Londrina deu um salto em direção ao passado com 19 projetos contemplados na Lei Municipal de Incentivo à Cultura para o ano de 2002. São propostas que trabalham diretamente com a memória da cidade e o patrimônio histórico. Outras interagem com a filosofia de salvaguardar informações históricas. Londrina terá parte da história preservada em diversos suportes.
A Conferência de Cultura catapultou e agregou para a área do patrimônio histórico e memória imaterial arquitetos, professores, pesquisadores, escritores, músicos e arquivistas. ‘‘A Conferência, de certa forma, organizou esse setor de forma concretizar esses projetos.

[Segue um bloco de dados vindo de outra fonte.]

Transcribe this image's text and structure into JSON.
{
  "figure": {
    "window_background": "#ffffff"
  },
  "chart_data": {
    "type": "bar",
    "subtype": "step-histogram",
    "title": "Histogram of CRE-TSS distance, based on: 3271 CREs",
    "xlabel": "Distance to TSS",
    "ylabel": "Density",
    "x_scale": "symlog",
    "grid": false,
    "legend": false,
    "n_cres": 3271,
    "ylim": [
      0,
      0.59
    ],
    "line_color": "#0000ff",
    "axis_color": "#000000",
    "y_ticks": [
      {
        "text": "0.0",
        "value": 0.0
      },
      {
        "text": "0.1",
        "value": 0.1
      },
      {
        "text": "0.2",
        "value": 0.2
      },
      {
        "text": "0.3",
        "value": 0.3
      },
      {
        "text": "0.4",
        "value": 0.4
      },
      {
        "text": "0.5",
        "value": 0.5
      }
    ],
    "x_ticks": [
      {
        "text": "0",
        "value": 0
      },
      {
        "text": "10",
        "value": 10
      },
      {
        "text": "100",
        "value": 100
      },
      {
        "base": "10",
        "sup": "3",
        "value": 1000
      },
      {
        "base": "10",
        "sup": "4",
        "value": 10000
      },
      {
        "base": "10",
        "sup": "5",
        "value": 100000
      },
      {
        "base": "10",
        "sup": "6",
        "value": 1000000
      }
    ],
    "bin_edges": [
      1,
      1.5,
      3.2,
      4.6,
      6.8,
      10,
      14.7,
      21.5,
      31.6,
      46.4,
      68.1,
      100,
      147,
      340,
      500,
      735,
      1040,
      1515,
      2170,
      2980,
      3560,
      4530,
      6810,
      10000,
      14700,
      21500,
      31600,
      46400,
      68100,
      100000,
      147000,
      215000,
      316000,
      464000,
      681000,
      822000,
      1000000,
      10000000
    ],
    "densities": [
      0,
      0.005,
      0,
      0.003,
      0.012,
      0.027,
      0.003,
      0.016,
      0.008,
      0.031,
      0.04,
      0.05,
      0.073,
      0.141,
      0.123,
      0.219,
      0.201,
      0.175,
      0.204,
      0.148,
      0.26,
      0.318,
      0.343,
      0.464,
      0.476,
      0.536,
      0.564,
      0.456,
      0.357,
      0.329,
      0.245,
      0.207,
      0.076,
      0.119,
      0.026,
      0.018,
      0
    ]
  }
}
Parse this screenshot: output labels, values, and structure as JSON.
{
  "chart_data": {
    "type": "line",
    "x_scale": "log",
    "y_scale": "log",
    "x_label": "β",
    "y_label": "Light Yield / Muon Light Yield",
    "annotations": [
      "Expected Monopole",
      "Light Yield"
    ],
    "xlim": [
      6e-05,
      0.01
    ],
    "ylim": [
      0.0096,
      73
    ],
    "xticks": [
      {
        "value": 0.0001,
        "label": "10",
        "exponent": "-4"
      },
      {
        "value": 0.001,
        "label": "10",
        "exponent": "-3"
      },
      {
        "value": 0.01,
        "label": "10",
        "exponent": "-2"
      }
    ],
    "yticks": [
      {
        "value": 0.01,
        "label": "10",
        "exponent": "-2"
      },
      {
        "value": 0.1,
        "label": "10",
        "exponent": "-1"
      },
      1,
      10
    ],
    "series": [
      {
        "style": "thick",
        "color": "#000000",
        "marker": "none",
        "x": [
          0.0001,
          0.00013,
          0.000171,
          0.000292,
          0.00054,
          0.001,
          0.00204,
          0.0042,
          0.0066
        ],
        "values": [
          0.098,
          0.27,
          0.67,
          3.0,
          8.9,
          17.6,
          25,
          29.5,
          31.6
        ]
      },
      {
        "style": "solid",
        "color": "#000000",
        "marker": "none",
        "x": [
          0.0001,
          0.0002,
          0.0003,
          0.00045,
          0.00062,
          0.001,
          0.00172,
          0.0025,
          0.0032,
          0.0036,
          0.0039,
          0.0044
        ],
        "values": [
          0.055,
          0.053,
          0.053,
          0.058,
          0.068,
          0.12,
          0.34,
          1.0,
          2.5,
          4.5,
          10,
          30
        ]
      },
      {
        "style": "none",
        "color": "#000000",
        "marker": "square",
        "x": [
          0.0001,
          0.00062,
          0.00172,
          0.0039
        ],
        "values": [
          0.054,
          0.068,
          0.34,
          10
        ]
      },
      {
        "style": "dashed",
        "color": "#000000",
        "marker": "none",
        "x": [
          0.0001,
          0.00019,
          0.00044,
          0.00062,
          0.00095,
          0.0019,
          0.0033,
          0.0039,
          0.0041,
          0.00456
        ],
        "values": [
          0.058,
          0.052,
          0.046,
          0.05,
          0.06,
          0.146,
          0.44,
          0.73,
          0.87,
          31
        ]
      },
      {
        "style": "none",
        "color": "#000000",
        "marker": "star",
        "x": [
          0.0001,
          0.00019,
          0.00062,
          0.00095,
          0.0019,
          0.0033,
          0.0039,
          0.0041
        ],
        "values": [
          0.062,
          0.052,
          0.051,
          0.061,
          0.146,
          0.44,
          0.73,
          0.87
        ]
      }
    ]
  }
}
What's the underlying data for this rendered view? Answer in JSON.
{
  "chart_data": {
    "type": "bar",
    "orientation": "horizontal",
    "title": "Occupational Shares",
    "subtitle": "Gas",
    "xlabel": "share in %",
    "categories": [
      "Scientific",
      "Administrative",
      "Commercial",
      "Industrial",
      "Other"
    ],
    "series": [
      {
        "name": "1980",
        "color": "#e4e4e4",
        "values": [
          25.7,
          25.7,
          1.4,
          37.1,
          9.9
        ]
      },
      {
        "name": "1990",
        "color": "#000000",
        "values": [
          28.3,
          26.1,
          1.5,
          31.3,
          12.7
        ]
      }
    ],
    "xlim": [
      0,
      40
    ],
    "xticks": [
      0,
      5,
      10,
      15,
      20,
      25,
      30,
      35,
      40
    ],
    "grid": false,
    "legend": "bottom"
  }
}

Anteriormente, os trabalhos eram isolados’’, avalia Vanda Moraes, do setor de Patrimônio da Secretaria de Cultura. Para ela, sempre houve interesse da comunidade londrinense no setor, mas esse ano os projetos começaram a ser concretizados. No total, R$ 205,224 mil serão destinados à realização dos 19 projetos.

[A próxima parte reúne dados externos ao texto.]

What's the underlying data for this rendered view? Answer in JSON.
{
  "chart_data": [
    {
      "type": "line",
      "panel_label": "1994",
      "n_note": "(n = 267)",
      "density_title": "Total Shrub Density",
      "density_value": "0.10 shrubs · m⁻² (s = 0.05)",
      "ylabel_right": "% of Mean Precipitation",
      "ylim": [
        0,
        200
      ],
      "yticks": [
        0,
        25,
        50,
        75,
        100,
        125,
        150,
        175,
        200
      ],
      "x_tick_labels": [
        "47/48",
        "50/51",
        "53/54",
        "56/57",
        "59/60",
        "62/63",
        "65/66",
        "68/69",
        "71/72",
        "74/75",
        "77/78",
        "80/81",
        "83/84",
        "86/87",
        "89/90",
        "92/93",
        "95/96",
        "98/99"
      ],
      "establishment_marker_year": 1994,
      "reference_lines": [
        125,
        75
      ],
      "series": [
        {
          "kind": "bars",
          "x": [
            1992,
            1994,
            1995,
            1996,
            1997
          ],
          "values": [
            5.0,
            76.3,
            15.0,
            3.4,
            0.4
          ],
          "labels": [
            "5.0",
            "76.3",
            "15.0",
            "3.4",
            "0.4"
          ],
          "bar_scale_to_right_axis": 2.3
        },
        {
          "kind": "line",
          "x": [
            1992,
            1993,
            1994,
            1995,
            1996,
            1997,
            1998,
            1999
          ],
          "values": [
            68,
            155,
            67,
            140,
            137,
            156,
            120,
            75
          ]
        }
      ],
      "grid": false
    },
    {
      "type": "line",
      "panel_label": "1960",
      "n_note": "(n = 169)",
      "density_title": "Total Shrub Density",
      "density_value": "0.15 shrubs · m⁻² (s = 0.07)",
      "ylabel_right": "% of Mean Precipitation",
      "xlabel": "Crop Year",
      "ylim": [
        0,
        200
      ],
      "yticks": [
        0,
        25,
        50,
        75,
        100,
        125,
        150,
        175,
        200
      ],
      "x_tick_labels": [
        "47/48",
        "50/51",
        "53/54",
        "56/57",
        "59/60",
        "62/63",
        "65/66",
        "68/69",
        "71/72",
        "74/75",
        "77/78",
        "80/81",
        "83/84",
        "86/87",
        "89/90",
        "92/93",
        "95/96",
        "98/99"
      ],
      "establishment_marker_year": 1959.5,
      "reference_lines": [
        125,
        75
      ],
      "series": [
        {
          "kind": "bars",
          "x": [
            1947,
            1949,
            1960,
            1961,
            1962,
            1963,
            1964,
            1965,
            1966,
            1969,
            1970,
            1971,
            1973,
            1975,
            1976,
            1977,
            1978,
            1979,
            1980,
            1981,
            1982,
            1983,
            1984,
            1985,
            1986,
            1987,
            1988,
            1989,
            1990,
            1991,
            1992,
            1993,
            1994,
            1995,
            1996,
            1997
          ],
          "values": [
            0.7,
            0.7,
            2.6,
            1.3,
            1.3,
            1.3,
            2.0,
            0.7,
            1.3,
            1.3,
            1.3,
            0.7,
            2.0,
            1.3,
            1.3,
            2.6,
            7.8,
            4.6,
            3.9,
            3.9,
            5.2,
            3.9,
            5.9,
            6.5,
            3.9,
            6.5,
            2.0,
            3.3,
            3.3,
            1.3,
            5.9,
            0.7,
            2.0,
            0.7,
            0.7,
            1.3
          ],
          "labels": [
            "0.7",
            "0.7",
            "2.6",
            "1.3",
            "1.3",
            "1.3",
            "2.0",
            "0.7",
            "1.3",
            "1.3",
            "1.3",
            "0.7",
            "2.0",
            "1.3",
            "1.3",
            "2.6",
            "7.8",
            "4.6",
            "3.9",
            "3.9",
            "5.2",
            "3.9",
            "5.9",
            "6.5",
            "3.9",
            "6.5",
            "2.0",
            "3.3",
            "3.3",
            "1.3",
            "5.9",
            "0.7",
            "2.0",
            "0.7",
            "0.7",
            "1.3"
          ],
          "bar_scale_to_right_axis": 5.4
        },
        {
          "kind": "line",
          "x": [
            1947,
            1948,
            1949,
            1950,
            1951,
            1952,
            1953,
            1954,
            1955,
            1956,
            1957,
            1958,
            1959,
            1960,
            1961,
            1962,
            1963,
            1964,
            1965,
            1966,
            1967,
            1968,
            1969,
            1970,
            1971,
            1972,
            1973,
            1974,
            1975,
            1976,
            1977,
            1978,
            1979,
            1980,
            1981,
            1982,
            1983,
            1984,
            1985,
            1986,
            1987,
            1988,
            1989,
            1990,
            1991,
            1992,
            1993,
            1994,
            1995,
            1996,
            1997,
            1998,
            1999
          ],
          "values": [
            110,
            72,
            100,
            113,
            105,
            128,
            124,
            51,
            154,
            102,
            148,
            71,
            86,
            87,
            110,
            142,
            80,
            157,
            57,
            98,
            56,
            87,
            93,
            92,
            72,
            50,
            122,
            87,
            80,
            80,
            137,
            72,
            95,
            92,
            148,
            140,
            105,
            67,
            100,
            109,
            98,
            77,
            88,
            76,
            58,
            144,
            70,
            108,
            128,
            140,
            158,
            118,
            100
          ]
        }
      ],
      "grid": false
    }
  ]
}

Todos buscam no passado da cidade uma perspectiva de trabalho no presente para levar às gerações posteriores caminhos para o crescimento da cidade. O lema é divulgar para preservar. Se o diálogo com o futuro é palavra de ordem na preservação da memória da formação de Londrina, um dos projetos mais representativos do setor tem idealização da arquiteta e museóloga Rosane Tróia. Será um Museu Virtual que poderá ser acessado pela internet. ‘‘Esse projeto será um museu de estrutura urbana de Londrina que terá um inventário arquitetônico e urbano e disponibilizado a qualquer internauta. Qualquer pessoa que buscar na internet ‘‘cidades novas’’ encontrará o site’’, explica a idealizadora.

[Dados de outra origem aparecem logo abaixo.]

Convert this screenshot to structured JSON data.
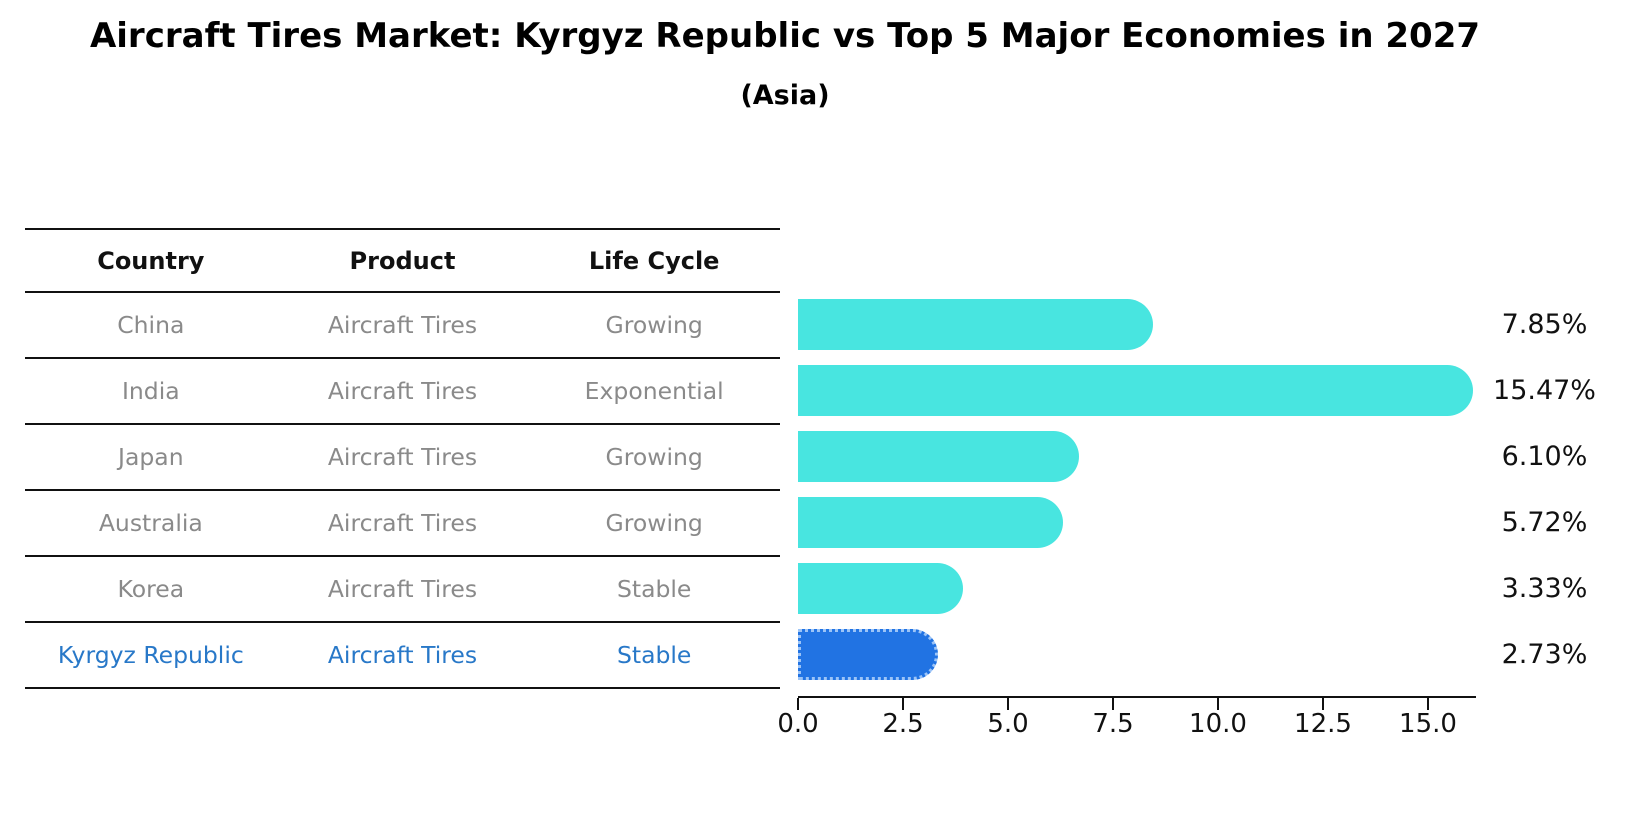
{
  "title": "Aircraft Tires Market: Kyrgyz Republic vs Top 5 Major Economies in 2027",
  "subtitle": "(Asia)",
  "table": {
    "headers": [
      "Country",
      "Product",
      "Life Cycle"
    ],
    "rows": [
      {
        "country": "China",
        "product": "Aircraft Tires",
        "life_cycle": "Growing",
        "highlighted": false
      },
      {
        "country": "India",
        "product": "Aircraft Tires",
        "life_cycle": "Exponential",
        "highlighted": false
      },
      {
        "country": "Japan",
        "product": "Aircraft Tires",
        "life_cycle": "Growing",
        "highlighted": false
      },
      {
        "country": "Australia",
        "product": "Aircraft Tires",
        "life_cycle": "Growing",
        "highlighted": false
      },
      {
        "country": "Korea",
        "product": "Aircraft Tires",
        "life_cycle": "Stable",
        "highlighted": false
      },
      {
        "country": "Kyrgyz Republic",
        "product": "Aircraft Tires",
        "life_cycle": "Stable",
        "highlighted": true
      }
    ]
  },
  "chart_data": {
    "type": "bar",
    "orientation": "horizontal",
    "title": "Aircraft Tires Market: Kyrgyz Republic vs Top 5 Major Economies in 2027",
    "subtitle": "(Asia)",
    "categories": [
      "China",
      "India",
      "Japan",
      "Australia",
      "Korea",
      "Kyrgyz Republic"
    ],
    "values": [
      7.85,
      15.47,
      6.1,
      5.72,
      3.33,
      2.73
    ],
    "value_labels": [
      "7.85%",
      "15.47%",
      "6.10%",
      "5.72%",
      "3.33%",
      "2.73%"
    ],
    "highlighted_index": 5,
    "xticks": [
      "0.0",
      "2.5",
      "5.0",
      "7.5",
      "10.0",
      "12.5",
      "15.0"
    ],
    "xlim": [
      0,
      16.1
    ],
    "xlabel": "",
    "ylabel": "",
    "grid": false,
    "legend": false,
    "colors": {
      "bar": "#48e5e0",
      "highlight_bar": "#2173e3",
      "highlight_bar_dots": "#9cc4f7",
      "highlight_text": "#2878c8",
      "row_text": "#8a8a8a",
      "axis_text": "#111111"
    }
  }
}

No projeto constam panorâmicas da situação atual, recursos em 3D reconstituindo o que já não existe. O site contará com passeios virtuais, onde o internauta poderá clicar em determinados pontos de paradas para ter visão do entorno. O projeto requintado oferecerá detalhes mais próximos da realidade possível. Segundo Rosane Tróia, a edição de um site requer tecnologia e mão-de-obra especializada de profissionais que realizem o desenvolvimento de conteúdo. O valor disponibilizado para o projeto é de R$ 13 mil, quantia insuficiente para a envergadura da proposta.
O agricultor pioneiro e fotógrafo Haruo Ohara (1909-1999) entra no rol dos biografados nesse ano. Saulo Haruo Ohara, Marcos Losnak e Rogerio Ivano protagonizam o projeto da biografia do imigrante, lavrador e pai de família, nascido no Japão e que deixou um acervo fotográfico inigualável da formação sócio-cultural da cidade de Londrina.
‘‘A biografia pretende ser definitiva. Será ilustrada com 20 fotos e 100 páginas de texto’’, sintetiza Saulo Ohara. No projeto de pesquisa, serão realizadas entrevistas com familiares e conhecidos de Ohara. Outras fontes utilizadas serão os diários, arquivos e documentos deixados com rigorosa organização pelo fotógrafo. ‘‘A obra de Haruo Ohara não foi avaliada como merece’’, avalia Losnak. Os R$ 10 mil cortados da proposta inicial – num total de R$ 24 mil – serão arregimentados pela família, para que o resultado final tenha a qualidade a altura do legado deixado por Ohara.
Contando a história de Londrina utilizando o suporte DVD, os empresários Paulo Pólvora e Fernanda Peixoto pretendem agregar informações e imagens desde a colonização da cidade até os dias atuais. Com o DVD, pode-se reunir por tópicos os dados relacionados com a história londrinense. Entre os tópicos, poderão ser encontrados a expansão urbana, o café, a indústria e Londrina atual. ‘‘Teremos 20 minutos de imagens mais um álbum de fotos. A duração do DVD depende de como ele for explorado’’, explica Paulo Pólvora. O material não terá um público específico. Uma cópia lacrada do DVD ‘‘Resgate’’ será entregue à Secretaria de Cultura. Segundo Pólvora, o material existente sobre Londrina em película está se deteriorando. A durabilidade do DVD é de 60 a 100 anos. Com o enxugamento nos valores propostos inicialmente em 50%, a contrapartida social de entregar em VHS cópias para serem distribuídas nas escolas e bibliotecas não poderão ser feitas. Por isso, o casal busca patrocínio fora da Lei de Incentivo para que o projeto não fique pela metade. Dentre os itens considerados não prioritários no projeto, a comissão que analisou ‘‘Resgate’’ cortou a aquisição do DVD virgem para que documentário possa ser realizado.